Writing in the front

  1. whyInnodb bufferNeed to use LRU cache?
  2. Why not plainLRU strategyEliminate memory pages?
  3. The improved versionThe LRU cacheWhat problem does it solve and why?

What is a buffer pool

As we know, mysql (using innoDB storage engine) data is stored on disk. When the data needs to be queried or modified, the system will load the page where the data resides into an area called buffer pool in memory for operation

  • If a read operation is performed, the page is not immediately removed from memory after use, but is cached so that it can be used next time to avoid disk IO
  • If the page is modified so that it becomes a dirty page, alsoNot immediatelyThe dirty pages are flushed back to disk, instead by recordingredo logAnd background tasks periodically flush dirty pages back to disk, which ensures data persistence and improves I/O performance by combining random I/OS into a few sequential ONES

Flush cached pages with the LRU policy

The size of the buffer pool is limited.
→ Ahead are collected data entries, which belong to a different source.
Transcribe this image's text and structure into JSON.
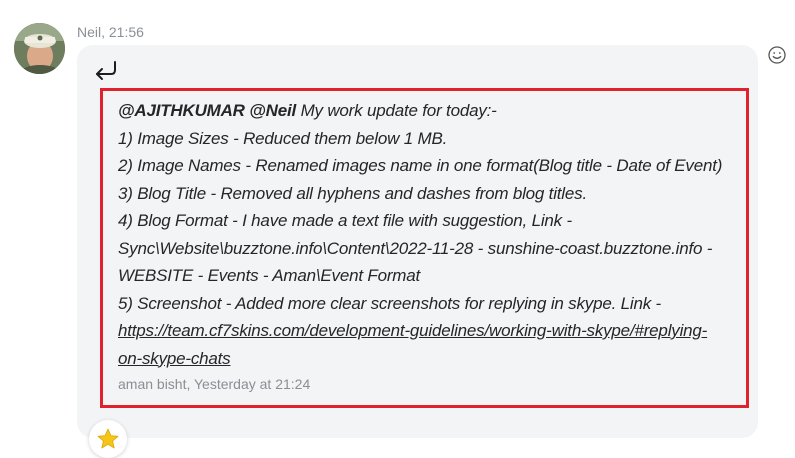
{
  "message": {
    "sender": "Neil",
    "time": "21:56",
    "header": "Neil, 21:56"
  },
  "quote": {
    "mentions": "@AJITHKUMAR @Neil",
    "intro": " My work update for today:-",
    "lines": [
      "1) Image Sizes - Reduced them below 1 MB.",
      "2) Image Names - Renamed images name in one format(Blog title - Date of Event)",
      "3) Blog Title - Removed all hyphens and dashes from blog titles.",
      "4) Blog Format - I have made a text file with suggestion, Link -",
      "Sync\\Website\\buzztone.info\\Content\\2022-11-28 - sunshine-coast.buzztone.info -",
      "WEBSITE - Events - Aman\\Event Format",
      "5) Screenshot - Added more clear screenshots for replying in skype. Link -"
    ],
    "link_line1": "https://team.cf7skins.com/development-guidelines/working-with-skype/#replying-",
    "link_line2": "on-skype-chats",
    "attribution": "aman bisht, Yesterday at 21:24"
  },
  "icons": {
    "reply": "reply-arrow-icon",
    "emoji": "smiley-icon",
    "reaction": "star-icon"
  },
  "colors": {
    "highlight_border": "#e0222e",
    "bubble_bg": "#f2f4f6",
    "star": "#f5c518"
  }
}
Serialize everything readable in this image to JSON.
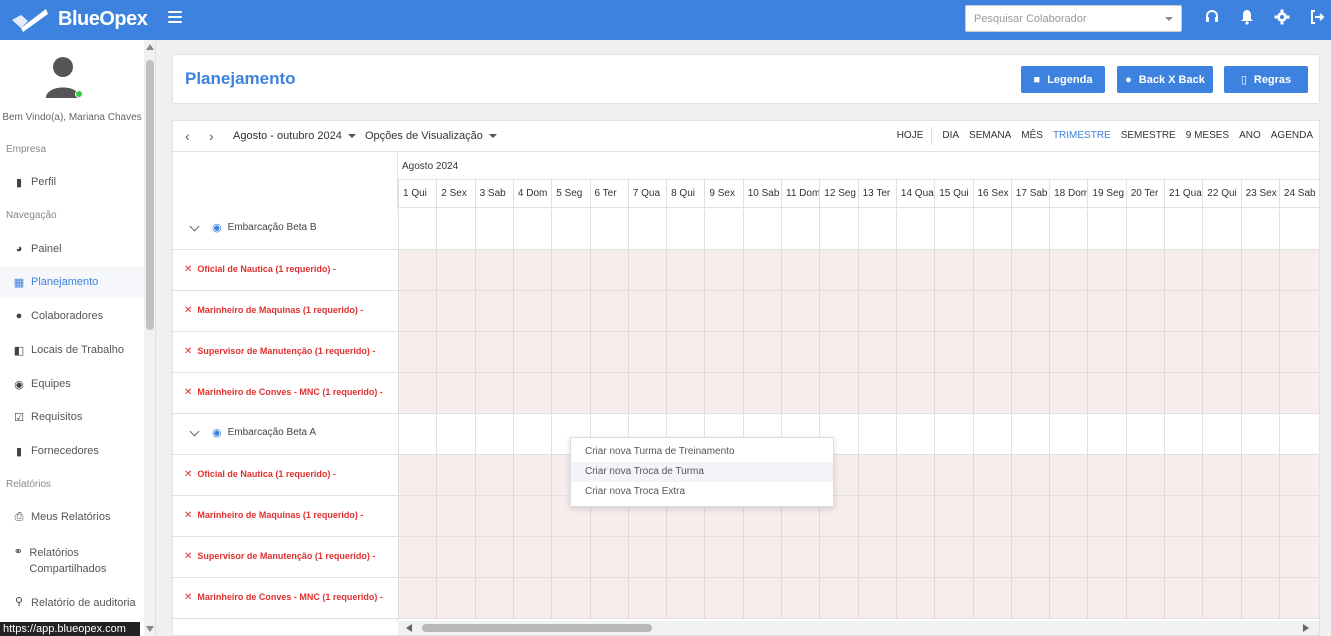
{
  "app": {
    "name": "BlueOpex"
  },
  "search": {
    "placeholder": "Pesquisar Colaborador"
  },
  "colors": {
    "primary": "#3c82de",
    "required_text": "#e03131",
    "required_bg": "#f7eded"
  },
  "topbar_icons": [
    "headset-icon",
    "bell-icon",
    "gear-icon",
    "logout-icon"
  ],
  "sidebar": {
    "welcome": "Bem Vindo(a), Mariana Chaves",
    "sections": {
      "empresa": "Empresa",
      "navegacao": "Navegação",
      "relatorios": "Relatórios"
    },
    "items": [
      {
        "label": "Perfil",
        "icon": "briefcase-icon"
      },
      {
        "label": "Painel",
        "icon": "dashboard-icon"
      },
      {
        "label": "Planejamento",
        "icon": "calendar-icon",
        "active": true
      },
      {
        "label": "Colaboradores",
        "icon": "users-icon"
      },
      {
        "label": "Locais de Trabalho",
        "icon": "building-icon"
      },
      {
        "label": "Equipes",
        "icon": "team-icon"
      },
      {
        "label": "Requisitos",
        "icon": "checkbox-icon"
      },
      {
        "label": "Fornecedores",
        "icon": "briefcase-icon"
      },
      {
        "label": "Meus Relatórios",
        "icon": "print-icon"
      },
      {
        "label": "Relatórios Compartilhados",
        "icon": "share-icon"
      },
      {
        "label": "Relatório de auditoria",
        "icon": "search-doc-icon"
      }
    ],
    "url_tooltip": "https://app.blueopex.com"
  },
  "header": {
    "title": "Planejamento",
    "buttons": {
      "legenda": "Legenda",
      "backxback": "Back X Back",
      "regras": "Regras"
    }
  },
  "toolbar": {
    "date_range": "Agosto - outubro 2024",
    "view_options": "Opções de Visualização",
    "today": "HOJE",
    "views": [
      "DIA",
      "SEMANA",
      "MÊS",
      "TRIMESTRE",
      "SEMESTRE",
      "9 MESES",
      "ANO",
      "AGENDA"
    ],
    "active_view": "TRIMESTRE"
  },
  "calendar": {
    "month": "Agosto 2024",
    "days": [
      "1 Qui",
      "2 Sex",
      "3 Sab",
      "4 Dom",
      "5 Seg",
      "6 Ter",
      "7 Qua",
      "8 Qui",
      "9 Sex",
      "10 Sab",
      "11 Dom",
      "12 Seg",
      "13 Ter",
      "14 Qua",
      "15 Qui",
      "16 Sex",
      "17 Sab",
      "18 Dom",
      "19 Seg",
      "20 Ter",
      "21 Qua",
      "22 Qui",
      "23 Sex",
      "24 Sab"
    ]
  },
  "groups": [
    {
      "name": "Embarcação Beta B",
      "requirements": [
        "Oficial de Nautica (1 requerido) -",
        "Marinheiro de Maquinas (1 requerido) -",
        "Supervisor de Manutenção (1 requerido) -",
        "Marinheiro de Conves - MNC (1 requerido) -"
      ]
    },
    {
      "name": "Embarcação Beta A",
      "requirements": [
        "Oficial de Nautica (1 requerido) -",
        "Marinheiro de Maquinas (1 requerido) -",
        "Supervisor de Manutenção (1 requerido) -",
        "Marinheiro de Conves - MNC (1 requerido) -"
      ]
    }
  ],
  "context_menu": {
    "items": [
      "Criar nova Turma de Treinamento",
      "Criar nova Troca de Turma",
      "Criar nova Troca Extra"
    ],
    "hovered": "Criar nova Troca de Turma"
  }
}
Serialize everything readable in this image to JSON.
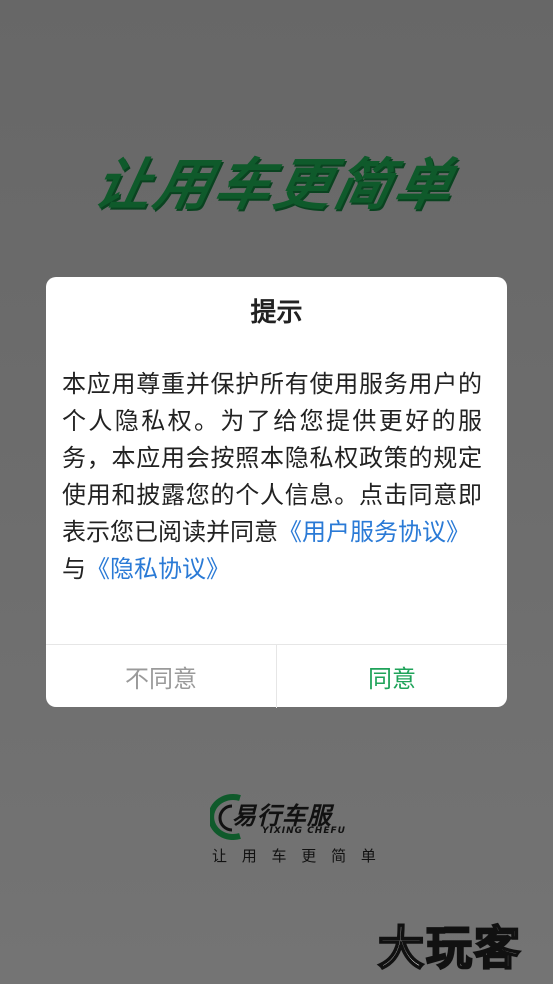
{
  "background": {
    "slogan": "让用车更简单"
  },
  "dialog": {
    "title": "提示",
    "body_text": "本应用尊重并保护所有使用服务用户的个人隐私权。为了给您提供更好的服务，本应用会按照本隐私权政策的规定使用和披露您的个人信息。点击同意即表示您已阅读并同意",
    "user_agreement_link": "《用户服务协议》",
    "connector": "与",
    "privacy_link": "《隐私协议》",
    "disagree_label": "不同意",
    "agree_label": "同意"
  },
  "brand": {
    "name": "易行车服",
    "name_en": "YIXING CHEFU",
    "slogan": "让 用 车 更 简 单"
  },
  "watermark": "大玩客",
  "colors": {
    "agree": "#1fa35a",
    "link": "#2a7ad6",
    "slogan": "#0f5a2b"
  }
}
To check the size of the buffer pool, run the following command

SHOW VARIABLES LIKE ‘innodb_buffer_pool_size’;

+———————–+———-+

|Variable_name |Value |

+———————–+———-+

|innodb_buffer_pool_size|4294967296|

+———————–+———-+

The query result shows that the size of the msyql buffer pool is 4GB

As the program runs, if the number of pages that need to be cached exceeds the size of the buffer pool, some of the old pages need to be removed so that the pages that need to be used can fit in. Which pages to remove? To increase cache hit ratio and reduce disk I/O times, one strategy is as follows: The Least recently used page is eliminated. This page has been used Least in the past and is expected to be used Least in the future according to the time locality principle. Therefore, it is reasonable to eliminate this page, which is the naive LRU (Least recently used) strategy

So when you visit a page:

  • If the page is already inbuffer pool, it is removed from the linked list and added to the head of the LRU list
  • If the page is not presentbuffer pool, then load the page from disk, also add the head of LRU link, when the space is not enough, eliminate the page at the end of the linked list (if the page is dirty, it needs to brush back to disk)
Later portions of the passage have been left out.